Binary logistic regression analysis was appropriate for the dependent variable (performance)
as it had a binary outcome (successful or unsuccessful). Independent variables (participation)
had two categories which included "Active," or "non-active." The findings revealed that
Church owned businesses lacked strong ownership which influenced capital structure as the
Church owned businesses did not have particular shareholders as that of Kibo Poultry Products
Ltd. The independent-samples t-test showed that there was significant difference in
performance index between church and non-church businesses (ρ = 0.001). Concerning the
comparison of GPM, ROA, and ROE among the businesses studied in the two organisations;
non-Church businesses revealed a higher profitability hence better performance. The study
revealed that Church and non-church owned businesses had contributed to socio-economic
development by strengthening food production, education and health service. It was also
revealed that Small Christian Communities (SCCs) had significant result with an Exp(B) value
of 7.738 with a p-value of < 0.001 and gained education, health facilities and new farming
methods from free seminars and workshops conducted by Church projects. From the results, it
is concluded that Church owned businesses lack strong ownership which affects capital
structure as the Church owned businesses do not have particular shareholders as that of Kibo
Poultry Products Ltd. It is also concluded that non-Church businesses have higher profitability
hence better performance due to strong ownership by shareholders. It is further concluded that
Church and Non-Church owned businesses work with the community and the local government
in social economic activities. It is recommended to the governing boards to develop appropriate
governance skills, handle the resources as their own and, in their managerial capacity, develop
and manage capital structure and all financial matters properly. It is also recommended that
Church and non-Church owned businesses should establish proper financial management and
control systems. Moreover, it is recommended to the Church and non-Church owned
businesses in Tanzania to keep up collaborating in carrying out community socio-economic
activities and build capacity and skills to community members on self-reliance. Also, it is
recommended to SCC members to own Church projects to sustain them and benefit more from
the services rendered. The Catholic Diocese of Moshi (CDM) should mobilise and encourage
all SCC members to participate in development activities without focusing on personal benefits
from the projects. The Agency theory in this study implies that principle rely on agents to
execute certain transactions, which results in a different agreement on priorities and methods.

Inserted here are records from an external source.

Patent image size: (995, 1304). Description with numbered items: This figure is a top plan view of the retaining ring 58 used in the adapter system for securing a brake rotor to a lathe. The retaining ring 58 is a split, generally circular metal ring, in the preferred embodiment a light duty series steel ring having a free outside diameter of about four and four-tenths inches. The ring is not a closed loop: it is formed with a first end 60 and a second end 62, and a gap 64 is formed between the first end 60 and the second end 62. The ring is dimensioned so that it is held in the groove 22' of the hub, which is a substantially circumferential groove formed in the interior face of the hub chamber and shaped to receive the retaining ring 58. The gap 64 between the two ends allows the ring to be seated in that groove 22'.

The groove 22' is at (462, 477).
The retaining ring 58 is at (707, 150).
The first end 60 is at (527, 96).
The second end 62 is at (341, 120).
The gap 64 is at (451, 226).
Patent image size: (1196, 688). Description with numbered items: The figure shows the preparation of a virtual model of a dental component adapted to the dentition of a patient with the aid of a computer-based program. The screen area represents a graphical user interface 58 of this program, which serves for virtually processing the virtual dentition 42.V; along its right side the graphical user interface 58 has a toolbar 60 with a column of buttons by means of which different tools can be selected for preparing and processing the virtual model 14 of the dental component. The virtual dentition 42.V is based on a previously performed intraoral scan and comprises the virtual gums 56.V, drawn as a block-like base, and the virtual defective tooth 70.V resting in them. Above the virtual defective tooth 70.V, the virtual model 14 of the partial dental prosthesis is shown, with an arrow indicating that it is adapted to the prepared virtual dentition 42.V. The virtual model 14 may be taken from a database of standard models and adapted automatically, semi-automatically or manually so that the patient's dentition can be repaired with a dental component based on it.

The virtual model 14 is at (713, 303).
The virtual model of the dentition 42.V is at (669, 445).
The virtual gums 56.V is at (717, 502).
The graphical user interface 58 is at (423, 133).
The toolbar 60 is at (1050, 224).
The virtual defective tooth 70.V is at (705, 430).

Performance-based compensation is one way that is used to achieve a balance between
principles and agents. Resource based View implies that the firm must have valuable resources
like modern technology which are non-substitutable by competitors including human resource.
On the other hand, institutional theory implies that successful organizations operate as models
far from their original context by improving performance through adoption of acceptable
financial and legal practices. On the other hand, the Samaritan dilemma implies act of charity
from donors which should help the community to improve their life. Arnstein’s ladder of
citizens’ participation was used as a guide to involve SCC members when important decisions
are being made in Church owned businesses.